Question

A certain radioactive isotope has a half-life of 5 days. If one is to make a table showing the half-life decay of a sample of this isotope from 32 grams to 1 gram; list the time (in days, starting with t = 0) in the first column and the mass remaining (in grams) in the second column, which type of sequence is used in the first column and which type of sequence is used in the second column?

Answer 1

Do you know the formula for this sort of thing?

Answer 2

i know it has to do with geometric sequences, but idk how to apply it here

Answer 3

Well, in terms of a geo-series, I'm not sure the best way to write it, but we know that the original amount constantly gets cut in half. So starting from 32, we multiply that by (1/2) for each half-life gone by.
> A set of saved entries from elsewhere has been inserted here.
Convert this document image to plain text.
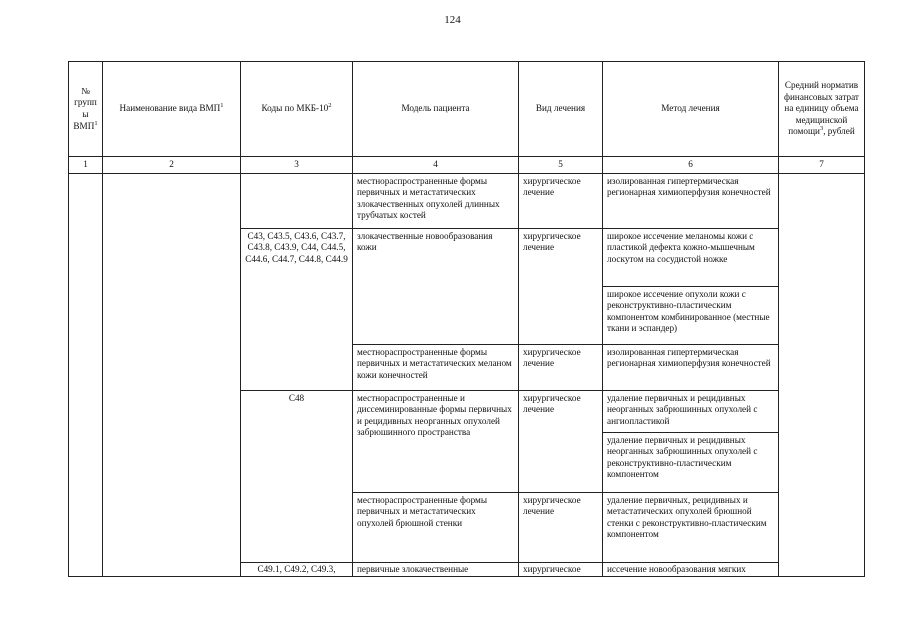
124
№ групп ы ВМП$^1$	Наименование вида ВМП$^1$	Коды по МКБ-$10^2$	Модель пациента	Вид лечения	Метод лечения	Средний норматив финансовых затрат на единицу объема медицинской помощи$^3$, рублей
1	2	3	4	5	6	7
			местнораспространенные формы первичных и метастатических злокачественных опухолей длинных трубчатых костей	хирургическое лечение	изолированная гипертермическая регионарная химиоперфузия конечностей	
		C43, C43.5, C43.6, C43.7, C43.8, C43.9, C44, C44.5, C44.6, C44.7, C44.8, C44.9	злокачественные новообразования кожи	хирургическое лечение	широкое иссечение меланомы кожи с пластикой дефекта кожно-мышечным лоскутом на сосудистой ножке	
					широкое иссечение опухоли кожи с реконструктивно-пластическим компонентом комбинированное (местные ткани и эспандер)	
			местнораспространенные формы первичных и метастатических меланом кожи конечностей	хирургическое лечение	изолированная гипертермическая регионарная химиоперфузия конечностей	
		C48	местнораспространенные и диссеминированные формы первичных и рецидивных неорганных опухолей забрюшинного пространства	хирургическое лечение	удаление первичных и рецидивных неорганных забрюшинных опухолей с ангиопластикой	
					удаление первичных и рецидивных неорганных забрюшинных опухолей с реконструктивно-пластическим компонентом	
			местнораспространенные формы первичных и метастатических опухолей брюшной стенки	хирургическое лечение	удаление первичных, рецидивных и метастатических опухолей брюшной стенки с реконструктивно-пластическим компонентом	
		C49.1, C49.2, C49.3,	первичные злокачественные	хирургическое	иссечение новообразования мягких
So I would personally put:
\[32\sum_{n=1}^{\infty}(\frac{ 1 }{ 2 })^{n}\] Where n is the amount of half-lifes that have occured.

Answer 4

Apart from a geo-series, there is an exponential growth and decay formula that goes like this:
\[y = Ce ^{kt}\] C and k are constants that must be found and t is time. So for you, at t = 0 we would write the equation like this:
\[32 = Ce ^{k(0)}\] When we do that, we find out that C = 32. (C always equals the original amount). Now using that value we would need to find k. There's a quick formula for k, which is \[\frac{ -\ln(2) }{ half-life }\]So we have a value for C and a value for k, now we just need to see how much time has gone by before we finally get to the point we only have 1 gram left. Now it can be found easily logically, but if you had an awkward number we would need to do this:

\[1 = 32e ^{\frac{ -t(\ln2) }{ 5 }}\] That is just time t multplied by the formula for k I have above. So I would first divide both sides by 32 and get:
\[\frac{ 1 }{ 32 } = e ^{\frac{ -t(\ln2) }{ 5 }}\]Now I take the natural log of both sides and get:
\[\ln(\frac{ 1 }{ 32 }) = \frac{ -t(\ln2) }{ 5 }\]Multiply both sides by -(5/ln2) and then calculator work tells me t = 25 days ^_^

Answer 5

Thank you